I am kindly seeking for guidance within the Care Act 2014 if possible please give me the evidence within the act.
P is known to Mental health (MH) services, larger part of his life he has lived in residential care due to high level of MH needs: having said this he has always been on section 2 therefore not eligible for aftercare services and therefore contributes towards his social care needs.
In 2019, he was hospitalised on a medical ward for about 6 months and there after was deemed to have in additional to his MH needs, he needed a nursing care home as he was bed bound. Due to his close relationship with his family a nursing home was identified near the family members which meant it was out of borough therefore placed in borough B and borough A is paying and as well he contributes towards his care.
He has lived in this nursing home for 2yrs however one morning he woke up from his bed and started walking (after not walking since admission in this home… say about 2.4months). It was noted that since he is now mobile he is walking to other people and eating foods that he is not allowed to eat- he was on a pureed diet. He started eating things like biscuits and incidents of chocking were significant. His capacity is compromised around certain areas. The risk management plan agreed by the nursing home was 1:1 support to minimise the risk of getting foods that he is not allowed. A DoLS application was completed.

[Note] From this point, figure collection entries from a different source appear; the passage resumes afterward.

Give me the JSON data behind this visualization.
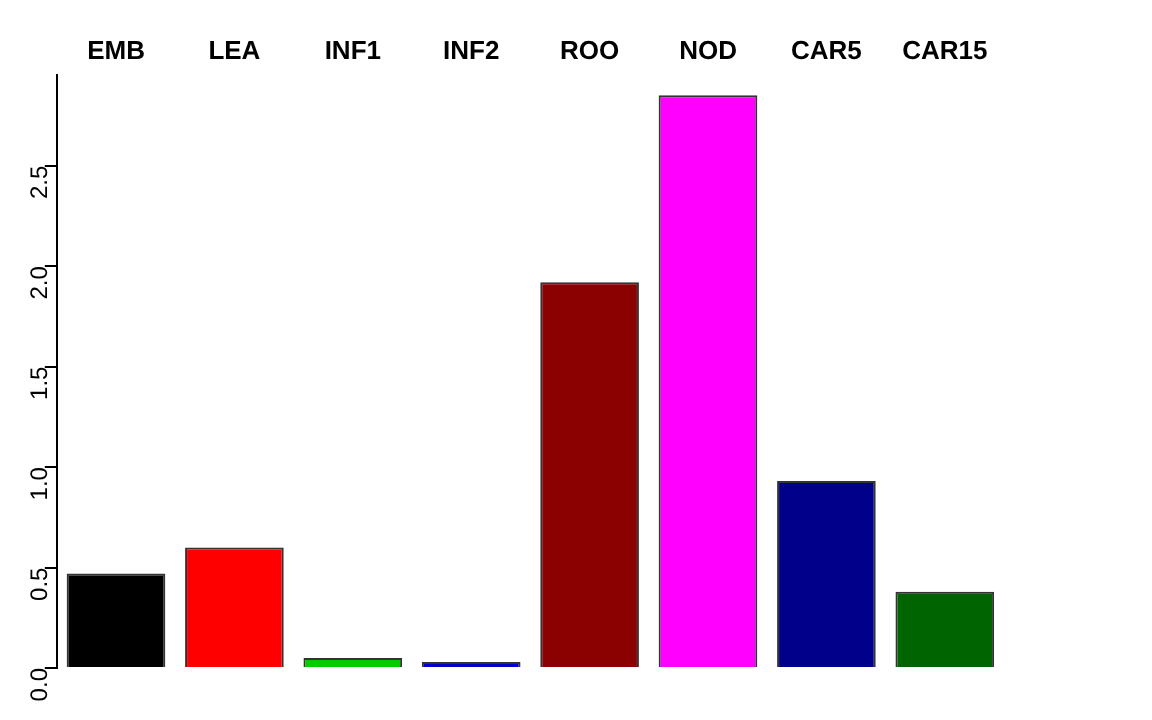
{
  "chart_data": {
    "type": "bar",
    "categories": [
      "EMB",
      "LEA",
      "INF1",
      "INF2",
      "ROO",
      "NOD",
      "CAR5",
      "CAR15"
    ],
    "values": [
      0.47,
      0.6,
      0.05,
      0.03,
      1.92,
      2.85,
      0.93,
      0.38
    ],
    "colors": [
      "#000000",
      "#ff0000",
      "#00cd00",
      "#0000cd",
      "#8b0000",
      "#ff00ff",
      "#00008b",
      "#006400"
    ],
    "ylim": [
      0,
      2.95
    ],
    "yticks": [
      {
        "value": 0,
        "label": "0.0"
      },
      0.5,
      {
        "value": 1,
        "label": "1.0"
      },
      1.5,
      {
        "value": 2,
        "label": "2.0"
      },
      2.5
    ],
    "grid": false
  }
}
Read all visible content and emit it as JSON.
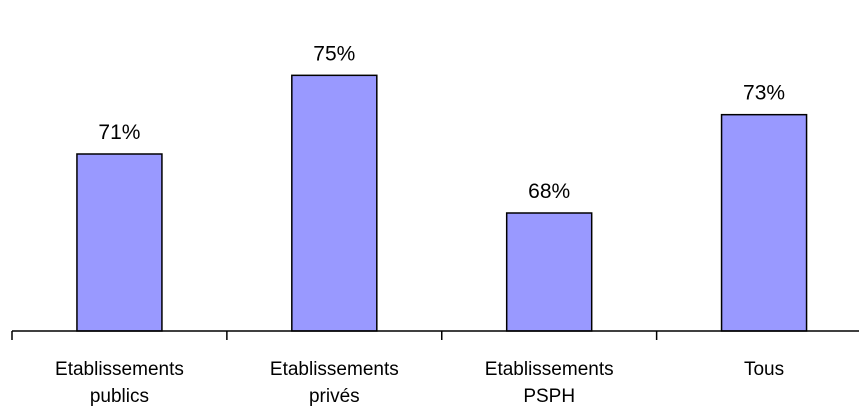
{
  "chart_data": {
    "type": "bar",
    "title": "",
    "xlabel": "",
    "ylabel": "",
    "categories": [
      [
        "Etablissements",
        "publics"
      ],
      [
        "Etablissements",
        "privés"
      ],
      [
        "Etablissements",
        "PSPH"
      ],
      [
        "Tous"
      ]
    ],
    "values": [
      71,
      75,
      68,
      73
    ],
    "value_labels": [
      "71%",
      "75%",
      "68%",
      "73%"
    ],
    "unit": "%",
    "ylim": [
      62,
      77
    ],
    "grid": false,
    "legend": "none",
    "colors": {
      "bar_fill": "#9999ff",
      "bar_stroke": "#000000",
      "axis": "#000000",
      "text": "#000000"
    }
  }
}
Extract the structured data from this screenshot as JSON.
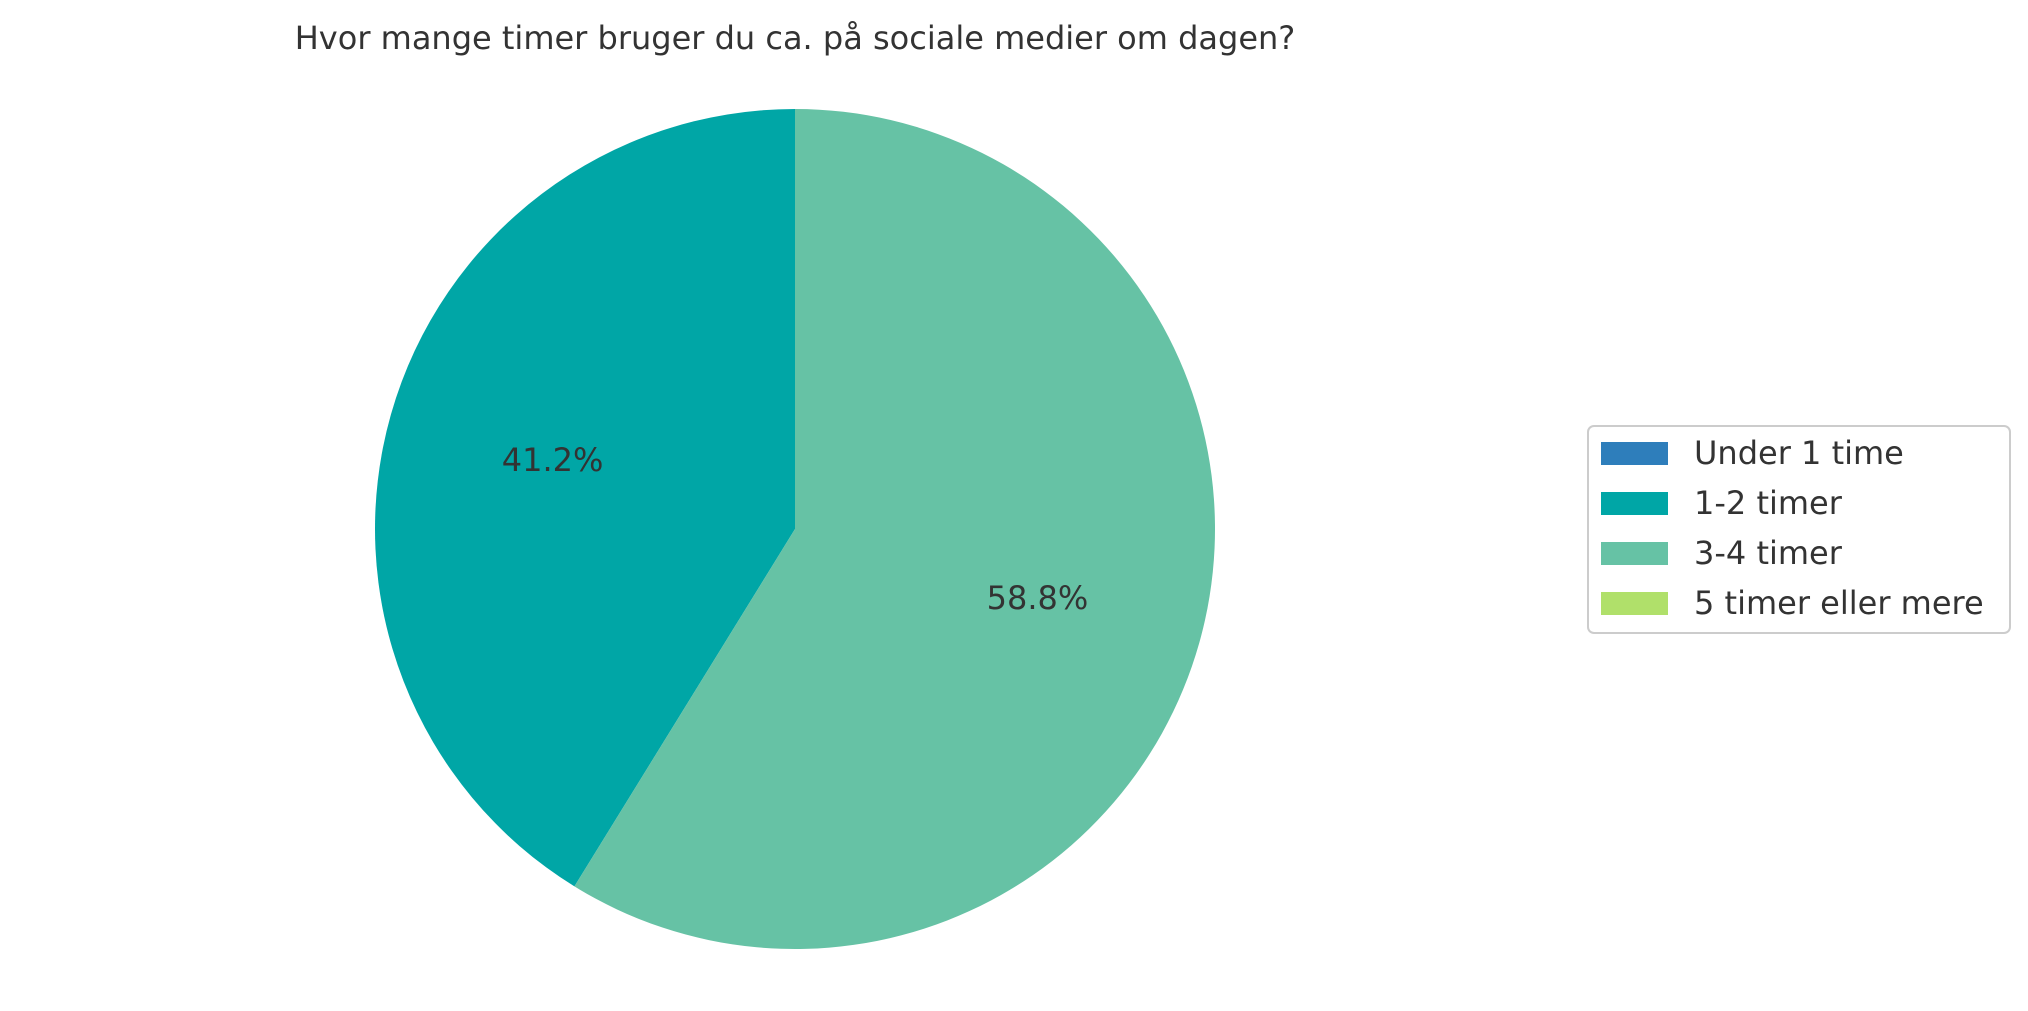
{
  "chart_data": {
    "type": "pie",
    "title": "Hvor mange timer bruger du ca. på sociale medier om dagen?",
    "unit": "%",
    "categories": [
      "Under 1 time",
      "1-2 timer",
      "3-4 timer",
      "5 timer eller mere"
    ],
    "values": [
      0,
      41.2,
      58.8,
      0
    ],
    "labels": [
      "",
      "41.2%",
      "58.8%",
      ""
    ],
    "colors": [
      "#2e7ebb",
      "#00a6a6",
      "#66c2a5",
      "#b0e06a"
    ],
    "start_angle_deg": 90,
    "direction": "counterclockwise",
    "legend": {
      "placement": "right"
    }
  }
}
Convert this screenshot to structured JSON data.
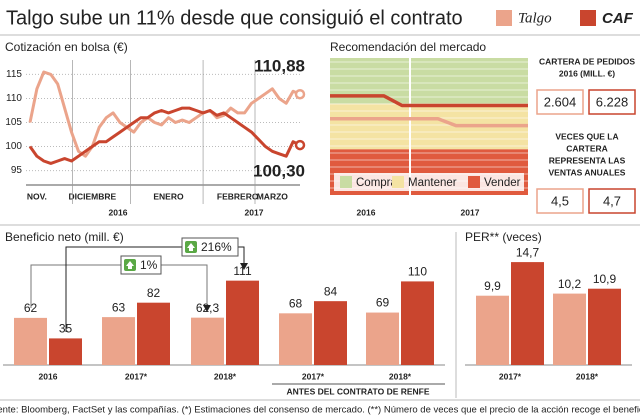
{
  "title": "Talgo sube un 11% desde que consiguió el contrato",
  "chart_data": [
    {
      "type": "line",
      "title": "Cotización en bolsa (€)",
      "categories": [
        null,
        "NOV.",
        null,
        null,
        null,
        null,
        null,
        null,
        null,
        "DICIEMBRE",
        null,
        null,
        null,
        null,
        null,
        null,
        null,
        null,
        null,
        null,
        "ENERO",
        null,
        null,
        null,
        null,
        null,
        null,
        null,
        null,
        null,
        "FEBRERO",
        null,
        null,
        null,
        null,
        "MARZO",
        null,
        null,
        null,
        null
      ],
      "years": [
        "2016",
        "2017"
      ],
      "series": [
        {
          "name": "Talgo",
          "color": "#eba48b",
          "values": [
            105,
            112,
            115.5,
            115,
            113,
            108,
            103,
            99,
            98,
            100,
            104,
            106,
            107,
            105,
            104,
            103,
            105,
            106,
            105,
            104.5,
            106,
            105,
            105.5,
            105,
            106,
            107,
            107.5,
            106,
            106.5,
            108,
            107,
            107,
            109,
            110,
            111,
            112,
            110,
            109,
            111.5,
            110.88
          ],
          "value_labels": [
            null,
            null,
            null,
            null,
            null,
            null,
            null,
            null,
            null,
            null,
            null,
            null,
            null,
            null,
            null,
            null,
            null,
            null,
            null,
            null,
            null,
            null,
            null,
            null,
            null,
            null,
            null,
            null,
            null,
            null,
            null,
            null,
            null,
            null,
            null,
            null,
            null,
            null,
            null,
            "110,88"
          ]
        },
        {
          "name": "CAF",
          "color": "#c9452e",
          "values": [
            100,
            98,
            97,
            96.5,
            97,
            97.5,
            97,
            98,
            99,
            100,
            101,
            101,
            102,
            103,
            104,
            105,
            106,
            106,
            107,
            107.5,
            107,
            107.5,
            108,
            108,
            107.5,
            107,
            107.5,
            106.5,
            107,
            106,
            105,
            104,
            103,
            101.5,
            100,
            99,
            98.5,
            98,
            101,
            100.3
          ],
          "value_labels": [
            null,
            null,
            null,
            null,
            null,
            null,
            null,
            null,
            null,
            null,
            null,
            null,
            null,
            null,
            null,
            null,
            null,
            null,
            null,
            null,
            null,
            null,
            null,
            null,
            null,
            null,
            null,
            null,
            null,
            null,
            null,
            null,
            null,
            null,
            null,
            null,
            null,
            null,
            null,
            "100,30"
          ]
        }
      ],
      "ylim": [
        92,
        118
      ],
      "yticks": [
        95,
        100,
        105,
        110,
        115
      ],
      "grid": true
    },
    {
      "type": "line",
      "title": "Recomendación del mercado",
      "categories": [
        null,
        null,
        null,
        null,
        null,
        null,
        null,
        null,
        null,
        null,
        null,
        null
      ],
      "years": [
        "2016",
        "2017"
      ],
      "ylim": [
        0,
        3
      ],
      "bands": [
        {
          "name": "Comprar",
          "color": "#c9dca3",
          "range": [
            2,
            3
          ]
        },
        {
          "name": "Mantener",
          "color": "#f4e3a3",
          "range": [
            1,
            2
          ]
        },
        {
          "name": "Vender",
          "color": "#e05a3e",
          "range": [
            0,
            1
          ]
        }
      ],
      "series": [
        {
          "color": "#eba48b",
          "values": [
            1.67,
            1.67,
            1.67,
            1.67,
            1.67,
            1.67,
            1.67,
            1.52,
            1.52,
            1.52,
            1.52,
            1.52
          ]
        },
        {
          "color": "#c9452e",
          "values": [
            2.17,
            2.17,
            2.17,
            2.17,
            1.96,
            1.96,
            1.96,
            1.96,
            1.96,
            1.96,
            1.96,
            1.96
          ]
        }
      ]
    },
    {
      "type": "bar",
      "title": "Beneficio neto (mill. €)",
      "categories": [
        "2016",
        "2017*",
        "2018*",
        "2017*",
        "2018*"
      ],
      "group_label": "ANTES DEL CONTRATO DE RENFE",
      "annotations": [
        "1%",
        "216%"
      ],
      "series": [
        {
          "color": "#eba48b",
          "values": [
            62,
            63,
            62.3,
            68,
            69
          ],
          "value_labels": [
            null,
            null,
            "62,3",
            null,
            null
          ]
        },
        {
          "color": "#c9452e",
          "values": [
            35,
            82,
            111,
            84,
            110
          ]
        }
      ]
    },
    {
      "type": "bar",
      "title": "PER** (veces)",
      "categories": [
        "2017*",
        "2018*"
      ],
      "series": [
        {
          "color": "#eba48b",
          "values": [
            9.9,
            10.2
          ],
          "value_labels": [
            "9,9",
            "10,2"
          ]
        },
        {
          "color": "#c9452e",
          "values": [
            14.7,
            10.9
          ],
          "value_labels": [
            "14,7",
            "10,9"
          ]
        }
      ]
    }
  ],
  "boxes": [
    {
      "heading": [
        "CARTERA DE PEDIDOS",
        "2016 (MILL. €)"
      ],
      "values": [
        "2.604",
        "6.228"
      ]
    },
    {
      "heading": [
        "VECES QUE LA",
        "CARTERA",
        "REPRESENTA LAS",
        "VENTAS ANUALES"
      ],
      "values": [
        "4,5",
        "4,7"
      ]
    }
  ],
  "source": "Fuente: Bloomberg, FactSet y las compañías. (*) Estimaciones del consenso de mercado. (**) Número de veces que el precio de la acción recoge el beneficio."
}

The nursing home is requesting for extra funding for the 1:1 as the risk to his physical health is high unless he remains on this level of support.
Can this be identified as a new need that has developed in the last year since he started walking?
Would this be assessed under the Care Act 2014?
3.Which borough is responsible to assess this need?
- Who is responsible of funding the request made by the nursing home?
Please i will appreciate some quotes from the act.
Social Worker MH services.
Quick question, has a CHC Decision Support Tool been completed? Worth checking as there will be some variations if funding is LA or Health.
From the info given, sounds definitely Care Act responsibility (no s117 aftercare duty). Unless CHC funded. Sounds like review needed in view of changed circumstances and local authority A is responsible through the ‘specified accommodation’ rules which replaced the deeming provisions of the previous legislation.
Thank you for advice.
Not sure CHC checklist or process has been completed: i will inquire.
If not yet who would complete this?
Still borough A?
Any reference to the policy or legislation would be helpful.
Once borough A completes the review and identifies this increase of needs, i envisage they will be due to physical health as opposed to MH: would borough B be responsible to fund it as it would be under the Care Act abd its a new need developed whilst under their “borough “.
From the information give, the resident remains ordinarily resident in local authority A as a result of the “Care and Support (Ordinary Residence) (Specified Accommodation) Regulations 2014”.
Care Act responsibilities remain with the borough of ordinary residence, so management of the placement will remain with local authority A, even if the person’s needs have changed since moving into the care home.
As stated previously, this assumes the person is not eligible for Continuing Healthcare.
Thank you Steve, this is now clear and I highly appreciate.
Hello Esther as stated above responsibility will remain with LA A. They will need to take the lead in completing a re-assessment. When I have used the DCT, I am looking for triggers that the care required goes above and beyond what a Local Authority would typically provide. There is quite a substantial body of caselaw that examines at what point care shifts from what has been coined ‘ancillary and incidental’ to health care. You could start here for some information https://www.landmarkchambers.co.uk/wp-content/uploads/2018/07/DL-CHC.pdf
Then have a look at here NHS continuing healthcare decision support tool guidance - GOV.UK
Basically look at the care domains within the DCT, and consider if the needs cross the threshold into a primary health need. What this would then mean is that the LA is no longer liable for covering the costs of the care, and where the service user has been paying contributions, these would also stop.
Thank you and much appreciated: i will have a read.